Terrafugia Transition is a 2-seater roadable aircraft that has a pair of wings that fold along its sides. For flight operation the two wings unfurl like a jet-fighter on an aircraft carrier and a pusher propeller situated in the rear propels it forward. Its small enough to fit into a home garage and can go up to 110km/h on the road.
The Aeromobil 3.0 on the other hand has wings that retract into the vehicles body, like a beetle, for road operation. When it’s ready to fly the wings slide out, aided by hydraulic mechanism and it’s powered by a pusher propeller. In the event of a mishap a ballistic parachute lowers the vehicle and the occupants safely to the ground. This( – parachute) proved to be a lifesaver when a prototype suffered a fault in 2015 and crashed saving the life of the pilot with only minor damage to the vehicle.

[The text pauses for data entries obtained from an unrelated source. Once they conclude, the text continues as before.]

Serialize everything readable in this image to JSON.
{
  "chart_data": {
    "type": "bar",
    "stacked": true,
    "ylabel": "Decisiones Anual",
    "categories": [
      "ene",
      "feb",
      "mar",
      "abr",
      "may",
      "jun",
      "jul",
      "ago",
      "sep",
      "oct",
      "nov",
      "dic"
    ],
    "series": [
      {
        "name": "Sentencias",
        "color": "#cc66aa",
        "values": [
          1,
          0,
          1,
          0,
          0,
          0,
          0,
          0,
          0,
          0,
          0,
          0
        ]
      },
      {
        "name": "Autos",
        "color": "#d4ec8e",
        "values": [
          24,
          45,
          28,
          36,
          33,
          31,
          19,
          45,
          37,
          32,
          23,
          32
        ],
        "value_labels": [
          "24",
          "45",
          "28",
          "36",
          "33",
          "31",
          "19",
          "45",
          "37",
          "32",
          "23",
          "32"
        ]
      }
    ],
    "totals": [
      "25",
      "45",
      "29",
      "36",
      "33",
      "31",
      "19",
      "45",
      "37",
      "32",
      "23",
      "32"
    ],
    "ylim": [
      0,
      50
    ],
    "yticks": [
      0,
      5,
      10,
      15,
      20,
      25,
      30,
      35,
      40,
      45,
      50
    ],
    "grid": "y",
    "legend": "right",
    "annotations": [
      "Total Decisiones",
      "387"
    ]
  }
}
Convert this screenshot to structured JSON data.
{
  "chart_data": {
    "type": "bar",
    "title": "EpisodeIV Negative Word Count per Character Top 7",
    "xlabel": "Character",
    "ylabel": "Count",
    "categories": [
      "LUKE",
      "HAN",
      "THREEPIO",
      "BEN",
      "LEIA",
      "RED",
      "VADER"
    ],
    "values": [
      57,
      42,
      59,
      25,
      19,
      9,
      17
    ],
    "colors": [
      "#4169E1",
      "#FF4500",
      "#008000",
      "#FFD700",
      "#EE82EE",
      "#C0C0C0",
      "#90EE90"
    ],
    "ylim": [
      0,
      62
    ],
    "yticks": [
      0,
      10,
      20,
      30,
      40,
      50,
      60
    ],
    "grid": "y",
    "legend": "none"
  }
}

The next class of flying cars such as the PAL-V uses rotors rather than wings to fly. Looking very much like a mini-helicopter it works on the principle of a gyrocopter; the rotors spin around freely as a result of the vehicles forward motion through the air rather than driven by an engine like a helicopter. To drive on the road the rotors are folded back manually and stowed away on top of the vehicle. The current 3-wheel PAL-V prototype has STOL capabilities, does 170 km/h on the road and up to 180km/h in the air.
Using this concept, DARPA, the American research agency is developing a 4-wheel drive flying ATV called Transformer TX that will be able to ferry up to four troops in and out of battlefields.
The third category of flying cars is the easiest to build and fly. Based on the sport of powered para-gliding it’s basically a propeller powered dune buggy suspended beneath a large parachute. Very simple in concept all it needs to fly is forward motion to inflate the parachute canopy from which it is suspended. In 2009 a British team flew the Parajet skycar from London to Timbuktu on a 42-day expedition that took them through France, Spain, Morocco, across the Sahara desert to Mauritania and Mali flying all the way and only stopping to refuel or rest. The vehicle required very little maintenance and is currently available to buy.
Anyone wishing to procure a flying car in the not too distant future will have to have at least a private pilot’s licence in addition to a driving licence. Learning to fly them will require anything up to twenty hours of additional training that will be provided by the manufacturers. Flying them shouldn’t be too difficult to flying a plane as most of them will come with state-of-the-art-fly-by-wire systems that will make them, theoretically, un-crashable and easy to fly.
Classified as experimental aircrafts, users will be required to stay out of controlled airspace, built-up areas and flying at night will be forbidden.
So if you’re fed up of being stuck in ‘go-slow’ all the time why not get yourself a flying car (- if you can afford one!) and soar high above the traffic gridlock every day?